Возле Рослятина на территорию губернии вползает, как щупалец гигантского осьминога, река Унжа с притоками, которая, как известно, относится к волжскому бассейну, и я с нетерпеливым злорадством ждал удостовериться, растут ли по ней трава и камыш, но мостик, очевидно, промелькнул незаметно и посрамить великую русскую реку в угоду великой северной не удалось: я просто не заметил, как перевалили водораздел. От Зеленцова до Никольска и Кичменгского Городка вдоль пути пошли голые холмы, с вершин которых открывались восхитительные виды, и пустующие незасеянные поля, где врассыпную паслись коровы холмогорской породы. Никольск удивил протяженностью и плотной застроенностью деревянных улиц, но его проехали почему-то без остановки. Далее путь лежал почти строго на север, с легким уклонением в сторону Коми, и вот тут впервые на меня повеяло былинным величием Севера. Я понял, почему сказитель, пускай подслеповатый, сколиозный и с батожком, не тратил лишних слов на цветистую цыганщину, а прямо заставлял сивку-бурку перемахивать через семь озер одним скоком; видели, как взнуздал коня, не приметили, куда путь держал. Европейский березняк и ракиты все чаще сменялись хмурым ельником и болотинами; по кюветам ярусами цвел иван-чай. И хотя день клонился к вечеру, дороге не предвиделось конца. Ах, если бы хоть немного средств! Я остался бы один на пустынном шоссе, с котомкой за плечами, с приятным трепетом в сердце, и двинулся бы на своих двоих от деревни к деревне, чтобы напрямую вобрать это расстояние отсюда до колоколов и доков Великого Устюга.
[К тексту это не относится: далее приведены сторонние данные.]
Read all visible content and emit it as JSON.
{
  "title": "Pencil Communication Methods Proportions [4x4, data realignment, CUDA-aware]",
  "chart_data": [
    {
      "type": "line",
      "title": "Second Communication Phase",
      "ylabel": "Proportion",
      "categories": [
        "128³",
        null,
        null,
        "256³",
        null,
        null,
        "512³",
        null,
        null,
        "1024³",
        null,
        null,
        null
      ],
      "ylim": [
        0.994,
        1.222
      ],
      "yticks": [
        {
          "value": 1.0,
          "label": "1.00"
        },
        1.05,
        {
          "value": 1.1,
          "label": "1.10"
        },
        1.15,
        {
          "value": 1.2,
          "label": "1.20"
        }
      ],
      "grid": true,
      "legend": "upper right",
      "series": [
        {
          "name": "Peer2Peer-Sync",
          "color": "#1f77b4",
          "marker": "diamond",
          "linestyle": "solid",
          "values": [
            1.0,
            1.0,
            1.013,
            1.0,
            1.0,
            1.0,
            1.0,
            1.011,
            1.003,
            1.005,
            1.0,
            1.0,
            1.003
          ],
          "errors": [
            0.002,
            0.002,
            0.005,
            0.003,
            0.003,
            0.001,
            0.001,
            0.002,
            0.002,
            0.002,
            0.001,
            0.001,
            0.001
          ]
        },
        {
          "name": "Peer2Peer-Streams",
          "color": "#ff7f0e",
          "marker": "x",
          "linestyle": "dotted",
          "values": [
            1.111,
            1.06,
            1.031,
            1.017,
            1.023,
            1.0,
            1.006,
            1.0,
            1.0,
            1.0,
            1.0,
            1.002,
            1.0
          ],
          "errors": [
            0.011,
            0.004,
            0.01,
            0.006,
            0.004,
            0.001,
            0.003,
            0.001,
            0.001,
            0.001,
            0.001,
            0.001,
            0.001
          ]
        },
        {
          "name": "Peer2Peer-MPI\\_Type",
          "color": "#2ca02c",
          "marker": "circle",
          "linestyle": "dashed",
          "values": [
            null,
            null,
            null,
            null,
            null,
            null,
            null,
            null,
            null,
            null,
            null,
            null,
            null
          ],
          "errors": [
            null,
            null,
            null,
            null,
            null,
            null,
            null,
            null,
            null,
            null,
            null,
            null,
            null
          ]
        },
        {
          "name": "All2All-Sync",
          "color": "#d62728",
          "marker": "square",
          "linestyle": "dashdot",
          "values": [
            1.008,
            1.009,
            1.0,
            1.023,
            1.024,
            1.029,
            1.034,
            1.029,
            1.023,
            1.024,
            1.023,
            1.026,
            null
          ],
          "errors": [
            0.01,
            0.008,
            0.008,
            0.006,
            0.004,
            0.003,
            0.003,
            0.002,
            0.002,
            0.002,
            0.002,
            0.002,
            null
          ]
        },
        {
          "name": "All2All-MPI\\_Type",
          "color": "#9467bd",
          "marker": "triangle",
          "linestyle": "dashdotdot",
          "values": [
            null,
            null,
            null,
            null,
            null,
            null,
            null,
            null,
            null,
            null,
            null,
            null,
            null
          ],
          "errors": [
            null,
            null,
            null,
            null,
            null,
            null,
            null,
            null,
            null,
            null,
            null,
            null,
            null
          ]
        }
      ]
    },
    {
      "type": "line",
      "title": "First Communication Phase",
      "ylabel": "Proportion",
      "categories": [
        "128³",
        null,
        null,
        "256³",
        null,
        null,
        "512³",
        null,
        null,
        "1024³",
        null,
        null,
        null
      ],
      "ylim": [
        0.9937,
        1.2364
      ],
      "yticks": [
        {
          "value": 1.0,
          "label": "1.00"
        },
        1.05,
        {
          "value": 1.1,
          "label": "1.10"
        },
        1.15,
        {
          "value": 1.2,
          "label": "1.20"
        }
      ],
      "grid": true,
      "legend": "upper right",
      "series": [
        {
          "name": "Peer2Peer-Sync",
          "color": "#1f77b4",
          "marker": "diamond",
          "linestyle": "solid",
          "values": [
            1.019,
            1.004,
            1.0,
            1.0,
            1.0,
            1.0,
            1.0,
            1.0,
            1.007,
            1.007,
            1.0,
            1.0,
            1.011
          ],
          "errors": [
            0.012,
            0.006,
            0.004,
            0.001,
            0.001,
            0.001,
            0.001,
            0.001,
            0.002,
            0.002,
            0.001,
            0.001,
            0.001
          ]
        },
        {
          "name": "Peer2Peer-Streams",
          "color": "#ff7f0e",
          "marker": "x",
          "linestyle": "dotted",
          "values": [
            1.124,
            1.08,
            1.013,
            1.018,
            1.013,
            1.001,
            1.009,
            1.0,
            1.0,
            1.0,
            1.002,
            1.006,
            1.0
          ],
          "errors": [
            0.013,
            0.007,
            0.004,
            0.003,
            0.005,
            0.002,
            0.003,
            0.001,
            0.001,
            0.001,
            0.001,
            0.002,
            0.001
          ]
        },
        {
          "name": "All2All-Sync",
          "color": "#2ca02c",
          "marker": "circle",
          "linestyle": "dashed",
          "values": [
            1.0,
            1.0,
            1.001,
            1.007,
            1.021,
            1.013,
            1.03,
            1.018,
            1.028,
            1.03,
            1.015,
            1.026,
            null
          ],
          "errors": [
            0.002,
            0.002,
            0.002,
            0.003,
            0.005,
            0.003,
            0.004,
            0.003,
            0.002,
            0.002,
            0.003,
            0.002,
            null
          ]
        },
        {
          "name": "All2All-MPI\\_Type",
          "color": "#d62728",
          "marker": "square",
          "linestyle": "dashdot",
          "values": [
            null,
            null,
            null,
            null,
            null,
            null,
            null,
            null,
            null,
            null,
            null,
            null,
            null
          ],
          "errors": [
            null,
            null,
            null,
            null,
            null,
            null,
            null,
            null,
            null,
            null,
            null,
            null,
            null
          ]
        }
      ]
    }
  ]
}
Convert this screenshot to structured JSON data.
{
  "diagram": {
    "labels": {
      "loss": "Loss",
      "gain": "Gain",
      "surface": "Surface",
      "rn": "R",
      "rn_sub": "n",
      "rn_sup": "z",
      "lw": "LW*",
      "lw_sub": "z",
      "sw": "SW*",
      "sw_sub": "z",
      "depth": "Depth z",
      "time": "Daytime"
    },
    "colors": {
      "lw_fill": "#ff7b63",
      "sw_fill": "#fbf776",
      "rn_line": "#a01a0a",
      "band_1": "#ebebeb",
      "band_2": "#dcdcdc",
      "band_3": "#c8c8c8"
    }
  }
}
Только так и можно было напитаться величием этой суровой земли, только в простых думах, которые сопутствуют движению пешего тела посреди угрюмой тайги, и можно обрести содержание цельности. Уже и кондиционированный воздух салона, и кресла в грубых чехлах, и желтые занавески на окнах, и красотка с календаря на задней стенке шоферской кабины – все воспринималось как жеманство цивилизации, бессильное против языка четырех вольных стихий.